Croatian Cities series

| Year | Number | Design | Volume |
|---|---|---|---|
| 2024 | 1 | Varaždin |  |
| 2025 | 2 | Pula |  |
| 2026 | 3 | Vukovar |  |

== Nikola Tesla design ==
On 21 July 2021, Nikola Tesla was selected to be featured on the euro with nearly 2,600 votes. This resulted in opposition from the National Bank of Serbia, on the basis that it "would constitute an appropriation of the cultural and scientific heritage of the Serbian people." Prime Minister Plenković commented: "If I were the head of the National Bank of Serbia, I would say well done." President of Croatia Zoran Milanović suggested a solution: "When Serbia joins the eurozone, let them recommend Tesla [as a national euro coin motif] as well. Everybody's happy."
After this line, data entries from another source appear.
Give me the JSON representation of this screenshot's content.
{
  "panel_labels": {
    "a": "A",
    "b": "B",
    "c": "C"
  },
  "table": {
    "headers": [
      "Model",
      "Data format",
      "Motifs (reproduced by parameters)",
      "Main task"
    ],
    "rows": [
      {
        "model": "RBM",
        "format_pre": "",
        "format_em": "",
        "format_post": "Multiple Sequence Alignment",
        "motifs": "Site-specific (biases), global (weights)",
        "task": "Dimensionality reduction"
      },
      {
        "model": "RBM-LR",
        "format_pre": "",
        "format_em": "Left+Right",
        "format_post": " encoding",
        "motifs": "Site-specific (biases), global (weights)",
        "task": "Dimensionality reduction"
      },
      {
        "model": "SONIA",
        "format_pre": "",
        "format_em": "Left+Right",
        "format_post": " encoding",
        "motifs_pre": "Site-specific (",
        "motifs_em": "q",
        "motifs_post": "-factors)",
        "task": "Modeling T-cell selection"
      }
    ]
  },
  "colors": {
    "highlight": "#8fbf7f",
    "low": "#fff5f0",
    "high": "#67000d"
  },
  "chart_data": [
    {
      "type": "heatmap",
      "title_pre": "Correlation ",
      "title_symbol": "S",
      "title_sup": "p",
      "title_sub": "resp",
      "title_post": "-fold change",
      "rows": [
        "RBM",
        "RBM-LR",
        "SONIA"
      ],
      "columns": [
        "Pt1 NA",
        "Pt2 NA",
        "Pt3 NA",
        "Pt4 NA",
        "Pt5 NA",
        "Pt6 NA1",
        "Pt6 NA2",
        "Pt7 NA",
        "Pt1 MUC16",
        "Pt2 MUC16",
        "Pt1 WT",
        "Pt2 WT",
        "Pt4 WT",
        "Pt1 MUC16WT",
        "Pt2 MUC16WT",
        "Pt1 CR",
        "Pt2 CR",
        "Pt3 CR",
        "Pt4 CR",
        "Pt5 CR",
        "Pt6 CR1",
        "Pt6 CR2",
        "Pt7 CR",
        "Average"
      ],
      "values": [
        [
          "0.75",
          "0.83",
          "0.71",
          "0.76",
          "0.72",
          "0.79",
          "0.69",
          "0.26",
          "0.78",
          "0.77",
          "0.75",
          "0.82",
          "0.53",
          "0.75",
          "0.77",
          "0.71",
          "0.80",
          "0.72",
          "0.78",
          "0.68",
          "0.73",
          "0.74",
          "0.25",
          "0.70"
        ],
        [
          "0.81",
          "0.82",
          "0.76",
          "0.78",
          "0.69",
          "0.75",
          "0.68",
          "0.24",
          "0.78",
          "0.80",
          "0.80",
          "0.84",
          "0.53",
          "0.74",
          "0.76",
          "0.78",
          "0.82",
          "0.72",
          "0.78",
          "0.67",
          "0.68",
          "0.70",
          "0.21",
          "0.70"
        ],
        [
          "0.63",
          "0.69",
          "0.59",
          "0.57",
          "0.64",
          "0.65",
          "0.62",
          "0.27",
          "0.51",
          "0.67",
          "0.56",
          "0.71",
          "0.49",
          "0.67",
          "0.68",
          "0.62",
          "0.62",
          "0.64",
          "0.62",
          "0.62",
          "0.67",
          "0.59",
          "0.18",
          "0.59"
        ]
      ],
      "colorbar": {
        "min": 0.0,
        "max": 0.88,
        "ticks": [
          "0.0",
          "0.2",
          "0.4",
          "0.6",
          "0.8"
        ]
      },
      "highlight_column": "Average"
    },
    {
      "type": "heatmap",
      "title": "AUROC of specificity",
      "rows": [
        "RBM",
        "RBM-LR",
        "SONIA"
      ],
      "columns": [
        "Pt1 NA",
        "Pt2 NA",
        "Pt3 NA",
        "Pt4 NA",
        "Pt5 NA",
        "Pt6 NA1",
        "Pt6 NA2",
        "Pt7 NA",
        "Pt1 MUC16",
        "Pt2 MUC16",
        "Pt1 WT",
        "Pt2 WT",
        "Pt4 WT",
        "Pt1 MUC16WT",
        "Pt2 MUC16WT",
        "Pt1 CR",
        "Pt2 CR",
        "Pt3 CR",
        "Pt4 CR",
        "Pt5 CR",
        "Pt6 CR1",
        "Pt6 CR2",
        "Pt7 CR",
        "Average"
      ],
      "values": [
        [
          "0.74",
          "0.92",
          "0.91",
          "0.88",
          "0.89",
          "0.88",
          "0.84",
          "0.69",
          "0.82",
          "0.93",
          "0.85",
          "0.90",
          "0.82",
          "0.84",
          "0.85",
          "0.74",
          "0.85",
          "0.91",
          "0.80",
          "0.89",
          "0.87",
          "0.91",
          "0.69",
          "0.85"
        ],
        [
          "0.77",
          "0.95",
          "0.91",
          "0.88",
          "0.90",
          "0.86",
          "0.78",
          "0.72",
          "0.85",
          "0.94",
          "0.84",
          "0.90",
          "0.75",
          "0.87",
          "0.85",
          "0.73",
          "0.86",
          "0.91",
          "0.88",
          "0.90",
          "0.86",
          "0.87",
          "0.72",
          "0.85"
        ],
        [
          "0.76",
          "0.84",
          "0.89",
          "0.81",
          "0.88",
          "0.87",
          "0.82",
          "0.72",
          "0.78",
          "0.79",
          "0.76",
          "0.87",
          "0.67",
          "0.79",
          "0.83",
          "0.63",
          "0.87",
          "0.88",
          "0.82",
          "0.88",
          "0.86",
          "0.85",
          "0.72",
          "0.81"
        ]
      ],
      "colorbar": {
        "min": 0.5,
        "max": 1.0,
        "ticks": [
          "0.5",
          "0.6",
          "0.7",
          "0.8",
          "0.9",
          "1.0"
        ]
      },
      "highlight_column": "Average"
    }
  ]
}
Boris Milošević, one of the deputy prime ministers of Croatia at the time and a member of the country's Serb minority, praised the move, dubbing Tesla the "symbol that binds us (Serbs and Croats) to the whole world. The citizens of Croatia voted for a Serb from Croatia, who was proud of his people and his homeland, who always remained faithful to his culture—a typical Krajina, Prečani one—and now he is going to be on a Croatian euro coin as one of the recognizable symbols of the Republic of Croatia." On 4 February 2022, the Croatian government presented the new designs for the euro with national motifs of Croatia, including Nikola Tesla on the 10, 20, and 50 cent coins. This led to another wave of opposition from the Serbian media.